Qadri, con il sostegno di numerosi attivisti del PAT e della sua organizzazione non governativa d’ispirazione religiosa, la Minhaj-ul-Quran, fondata nel 1981 a Lahore, auspicava una rivoluzione in grado di sradicare la corruzione dal sistema democratico nazionale e l’instaurazione di un nuovo governo. Come già avvenuto nel gennaio del 2013, nel giugno del 2014 Qadri tornava in Pakistan per organizzare, come Imran Khan, una marcia su Islamabad, che si svolgeva il 14 agosto 2014[27]. Il suo rientro dal Canada era caratterizzato da un evidente nervosismo del governo, il quale ne dirottava il volo a Lahore per evitare che il leader del PAT incontrasse i suoi sostenitori ad Islamabad.

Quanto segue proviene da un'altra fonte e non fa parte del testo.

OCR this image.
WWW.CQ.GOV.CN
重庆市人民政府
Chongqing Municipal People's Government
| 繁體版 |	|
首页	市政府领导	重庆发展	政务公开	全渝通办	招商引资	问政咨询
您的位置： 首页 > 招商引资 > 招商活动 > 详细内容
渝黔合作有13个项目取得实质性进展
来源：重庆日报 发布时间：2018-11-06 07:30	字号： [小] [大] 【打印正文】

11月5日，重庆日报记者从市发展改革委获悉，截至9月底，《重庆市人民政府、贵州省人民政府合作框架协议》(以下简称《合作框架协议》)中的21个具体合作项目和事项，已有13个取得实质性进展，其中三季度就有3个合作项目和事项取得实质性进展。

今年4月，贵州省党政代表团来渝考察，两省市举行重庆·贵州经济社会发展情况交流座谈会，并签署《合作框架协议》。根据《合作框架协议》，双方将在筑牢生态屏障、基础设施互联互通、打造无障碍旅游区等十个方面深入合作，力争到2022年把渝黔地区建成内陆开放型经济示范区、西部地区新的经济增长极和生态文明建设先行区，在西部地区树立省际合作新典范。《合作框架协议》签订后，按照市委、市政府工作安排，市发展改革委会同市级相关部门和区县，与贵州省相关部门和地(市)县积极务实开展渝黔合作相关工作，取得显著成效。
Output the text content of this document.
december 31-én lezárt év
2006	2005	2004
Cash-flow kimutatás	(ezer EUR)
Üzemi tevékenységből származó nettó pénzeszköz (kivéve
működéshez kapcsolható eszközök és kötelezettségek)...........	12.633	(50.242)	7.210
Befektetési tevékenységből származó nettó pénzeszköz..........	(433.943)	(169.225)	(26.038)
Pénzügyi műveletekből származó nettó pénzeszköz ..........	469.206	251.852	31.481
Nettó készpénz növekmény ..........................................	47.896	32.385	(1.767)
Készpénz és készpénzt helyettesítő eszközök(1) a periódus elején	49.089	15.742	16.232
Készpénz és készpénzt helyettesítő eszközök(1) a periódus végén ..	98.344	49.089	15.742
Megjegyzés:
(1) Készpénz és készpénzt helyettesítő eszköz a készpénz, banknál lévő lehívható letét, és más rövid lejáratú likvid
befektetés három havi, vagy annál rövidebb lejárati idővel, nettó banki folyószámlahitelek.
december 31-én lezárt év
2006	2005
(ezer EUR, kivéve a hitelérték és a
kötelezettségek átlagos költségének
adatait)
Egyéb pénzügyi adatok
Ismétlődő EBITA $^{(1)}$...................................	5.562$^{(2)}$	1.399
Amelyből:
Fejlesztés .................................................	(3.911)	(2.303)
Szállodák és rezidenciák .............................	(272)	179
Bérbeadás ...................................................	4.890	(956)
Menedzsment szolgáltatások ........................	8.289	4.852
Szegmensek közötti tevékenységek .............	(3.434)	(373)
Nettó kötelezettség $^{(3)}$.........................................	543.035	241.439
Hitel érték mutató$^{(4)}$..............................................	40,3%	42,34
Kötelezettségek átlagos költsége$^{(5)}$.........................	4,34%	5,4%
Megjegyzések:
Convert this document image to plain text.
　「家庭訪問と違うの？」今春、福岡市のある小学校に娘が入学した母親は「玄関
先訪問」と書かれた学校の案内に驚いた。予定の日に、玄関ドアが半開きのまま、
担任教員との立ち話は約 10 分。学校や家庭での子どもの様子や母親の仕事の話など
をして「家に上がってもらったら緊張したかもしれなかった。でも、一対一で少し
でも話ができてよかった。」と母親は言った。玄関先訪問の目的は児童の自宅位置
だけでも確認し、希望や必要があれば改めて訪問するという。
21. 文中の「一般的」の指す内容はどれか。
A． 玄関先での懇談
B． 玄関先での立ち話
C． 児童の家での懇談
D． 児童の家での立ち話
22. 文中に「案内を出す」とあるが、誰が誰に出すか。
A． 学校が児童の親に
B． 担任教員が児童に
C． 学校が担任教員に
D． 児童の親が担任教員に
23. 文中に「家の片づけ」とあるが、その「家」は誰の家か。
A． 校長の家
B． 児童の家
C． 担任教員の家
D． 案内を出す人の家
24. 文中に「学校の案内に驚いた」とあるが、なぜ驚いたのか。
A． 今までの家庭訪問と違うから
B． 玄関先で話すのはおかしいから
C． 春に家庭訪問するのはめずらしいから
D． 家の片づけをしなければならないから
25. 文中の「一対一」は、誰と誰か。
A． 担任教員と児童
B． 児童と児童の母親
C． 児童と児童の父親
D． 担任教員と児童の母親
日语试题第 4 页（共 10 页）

Secondo la maggioranza dei commentatori, Khan e Qadri avevano ben poche possibilità di riuscire nei propri intenti, né le irregolarità della tornata elettorale del 2013, così come accertate dagli osservatori, giustificavano le accuse mosse ai danni di Sharif. Tuttavia, tanto la data scelta per le manifestazioni, che coincideva con le celebrazioni della ricorrenza dell’indipendenza del paese, quanto la loro concomitanza con l’operazione Zarb-i-Azb, che, come ricordato, era accompagnata da un alto numero di sfollati, costituivano un elemento di preoccupazione per il governo[28]. Come previsto dall’articolo 245 della costituzione della Repubblica Islamica del Pakistan, che regola le funzioni delle forze armate, era dunque deciso di dispiegare l’esercito a protezione di Islamabad e, in forza dell’articolo 144 del codice di procedura penale, erano anche vietati gli assembramenti nella capitale[29].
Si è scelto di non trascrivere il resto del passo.